The ALJ found the employees established that they engaged in protected concerted activity. Specifically, the first employee’s only protected concerted activity consisted of asking if the Council planned to test its employees for COVID-19 and arguably getting tested himself. The ALJ deemed this protected activity as “fairly benign.” Therefore, the ALJ concluded the Council’s response—that it had no plans to test—did not constitute animus.
Similarly, the ALJ found the second employee engaged in more substantial protected activity, including: raising concerns about in-person meetings and buffet lunches, mentioning testing at the construction site, getting tested in concert with the first employee, discussing concerns about COVID-19, complaining about delivering care packages, obtaining a list of electricians who tested positive at a construction site, and mentioning COVID-19 side effects in debrief sessions.
The ALJ found, however, there was not enough evidence to support an inference that there was a causal relationship between the second employee’s layoff and any protected activity in which he engaged. The ALJ reasoned that the employee was at risk of losing his job in December 2019 due to his job performance, a prior issue with his use of the Council-related Facebook page, and the difficulty of providing him with job assignments due to the location of his tattoos. These issues existed months before he engaged in much of the protected activity related to COVID-19. Moreover, the ALJ found that the Council had laid off 21 employees in June, including the two employees at issue, and that the layoffs as a whole were not motivated by animus towards the employees’ protected activities. The ALJ reasoned that the Council considered these layoffs before the employees engaged in much of the alleged protected activity due to shutdowns that resulted from the COVID-19 pandemic.
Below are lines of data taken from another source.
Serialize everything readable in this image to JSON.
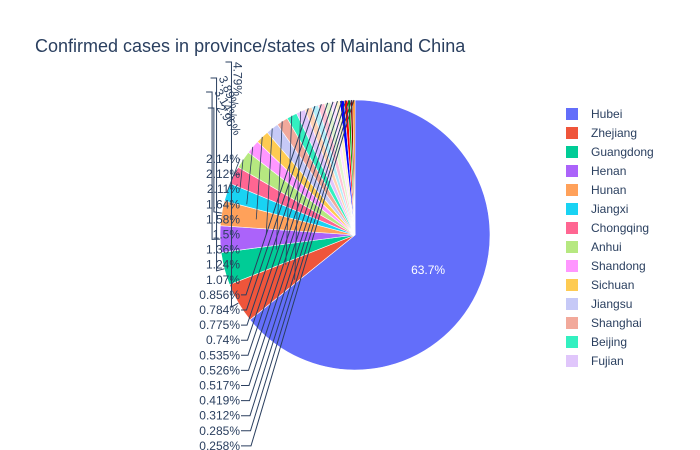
{
  "chart_data": {
    "type": "pie",
    "title": "Confirmed cases in province/states of Mainland China",
    "slices": [
      {
        "label": "Hubei",
        "percent": 63.7,
        "text": "63.7%",
        "color": "#636efa"
      },
      {
        "label": "Zhejiang",
        "percent": 4.79,
        "text": "4.79%",
        "color": "#EF553B"
      },
      {
        "label": "Guangdong",
        "percent": 3.89,
        "text": "3.89%",
        "color": "#00cc96"
      },
      {
        "label": "Henan",
        "percent": 3.14,
        "text": "3.14%",
        "color": "#ab63fa"
      },
      {
        "label": "Hunan",
        "percent": 2.96,
        "text": "2.96%",
        "color": "#FFA15A"
      },
      {
        "label": "Jiangxi",
        "percent": 2.14,
        "text": "2.14%",
        "color": "#19d3f3"
      },
      {
        "label": "Chongqing",
        "percent": 2.12,
        "text": "2.12%",
        "color": "#FF6692"
      },
      {
        "label": "Anhui",
        "percent": 2.11,
        "text": "2.11%",
        "color": "#B6E880"
      },
      {
        "label": "Shandong",
        "percent": 1.64,
        "text": "1.64%",
        "color": "#FF97FF"
      },
      {
        "label": "Sichuan",
        "percent": 1.58,
        "text": "1.58%",
        "color": "#FECB52"
      },
      {
        "label": "Jiangsu",
        "percent": 1.5,
        "text": "1.5%",
        "color": "#c6c9f7"
      },
      {
        "label": "Shanghai",
        "percent": 1.36,
        "text": "1.36%",
        "color": "#f2a99b"
      },
      {
        "label": "Beijing",
        "percent": 1.24,
        "text": "1.24%",
        "color": "#33f0c0"
      },
      {
        "label": "Fujian",
        "percent": 1.07,
        "text": "1.07%",
        "color": "#e0c6fb"
      },
      {
        "label": "",
        "percent": 0.856,
        "text": "0.856%",
        "color": "#ffd2b5"
      },
      {
        "label": "",
        "percent": 0.784,
        "text": "0.784%",
        "color": "#b3eef9"
      },
      {
        "label": "",
        "percent": 0.775,
        "text": "0.775%",
        "color": "#ffc2d4"
      },
      {
        "label": "",
        "percent": 0.74,
        "text": "0.74%",
        "color": "#e2f4cf"
      },
      {
        "label": "",
        "percent": 0.535,
        "text": "0.535%",
        "color": "#ffe0ff"
      },
      {
        "label": "",
        "percent": 0.526,
        "text": "0.526%",
        "color": "#fff0c6"
      },
      {
        "label": "",
        "percent": 0.517,
        "text": "0.517%",
        "color": "#0000ff"
      },
      {
        "label": "",
        "percent": 0.419,
        "text": "0.419%",
        "color": "#ff0000"
      },
      {
        "label": "",
        "percent": 0.312,
        "text": "0.312%",
        "color": "#00a000"
      },
      {
        "label": "",
        "percent": 0.285,
        "text": "0.285%",
        "color": "#8b0000"
      },
      {
        "label": "",
        "percent": 0.258,
        "text": "0.258%",
        "color": "#ff7f00"
      }
    ],
    "legend_entries": [
      "Hubei",
      "Zhejiang",
      "Guangdong",
      "Henan",
      "Hunan",
      "Jiangxi",
      "Chongqing",
      "Anhui",
      "Shandong",
      "Sichuan",
      "Jiangsu",
      "Shanghai",
      "Beijing",
      "Fujian"
    ],
    "legend_position": "right"
  }
}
The ALJ found that, although the Council had a “great deal of animus” towards the second employee due to prior personnel issues, such animus was because of activities that were not protected under the Act.
Accordingly, the ALJ concluded the employees’ initial burden of proving discrimination was not met. Rather, the ALJ found the record consistent with the proposition that the Council “used the economic downturn to get rid of 2 business representatives it was considering laying off or firing beforehand.”
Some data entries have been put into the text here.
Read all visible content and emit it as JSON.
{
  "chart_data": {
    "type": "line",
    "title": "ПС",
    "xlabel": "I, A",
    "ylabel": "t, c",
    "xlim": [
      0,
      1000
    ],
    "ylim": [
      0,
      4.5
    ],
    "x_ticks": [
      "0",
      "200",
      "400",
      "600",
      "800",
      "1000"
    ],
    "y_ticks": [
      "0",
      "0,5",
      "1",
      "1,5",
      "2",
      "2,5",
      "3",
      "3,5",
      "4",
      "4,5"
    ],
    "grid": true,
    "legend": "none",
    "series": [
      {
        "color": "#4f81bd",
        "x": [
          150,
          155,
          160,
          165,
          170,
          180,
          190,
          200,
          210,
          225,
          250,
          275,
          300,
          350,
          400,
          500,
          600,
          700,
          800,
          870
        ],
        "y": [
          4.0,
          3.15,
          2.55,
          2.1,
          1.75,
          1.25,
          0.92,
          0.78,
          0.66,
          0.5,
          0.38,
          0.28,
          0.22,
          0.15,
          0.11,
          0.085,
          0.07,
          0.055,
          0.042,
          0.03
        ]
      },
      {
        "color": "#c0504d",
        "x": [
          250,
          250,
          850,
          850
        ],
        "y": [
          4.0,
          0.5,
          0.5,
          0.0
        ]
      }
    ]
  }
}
The Board adopted the ALJ’s recommended dismissals of the alleged violations of Section 8(a)(1) stemming from the employees’ job terminations. In doing so, the Board did not rely on the ALJ’s statement that the first employee’s protected activity was “fairly benign.” In addition, it clarified that, although there is some testimony that the Council was considering layoffs of employees in April 2020, the record established that the layoffs of the two employees were not finalized until May 21, 2020, after they began engaging in protected concerted activity. Nevertheless, the Board agreed with the ALJ’s decision that the employees failed to establish animus towards the protected activity, and therefore did not meet the initial Wright Line burden.
The ALJ and Board decisions show the potential difficulty employees may face in proving the third prong of the Wright Line test – i.e., that the animus against the activity sufficiently creates an inference that the employee’s protected activity was a motivating factor in a termination of employment. Even when there is evidence of protected activity, the record as a whole might not establish that the protected activities were a material factor in a decision to terminate or lay off an employee. This decision is significant given the composition of the current Board, demonstrating that a complete lack of a causal connection may still be enough to find a lack of discrimination even where this is evidence of protected concerted activity.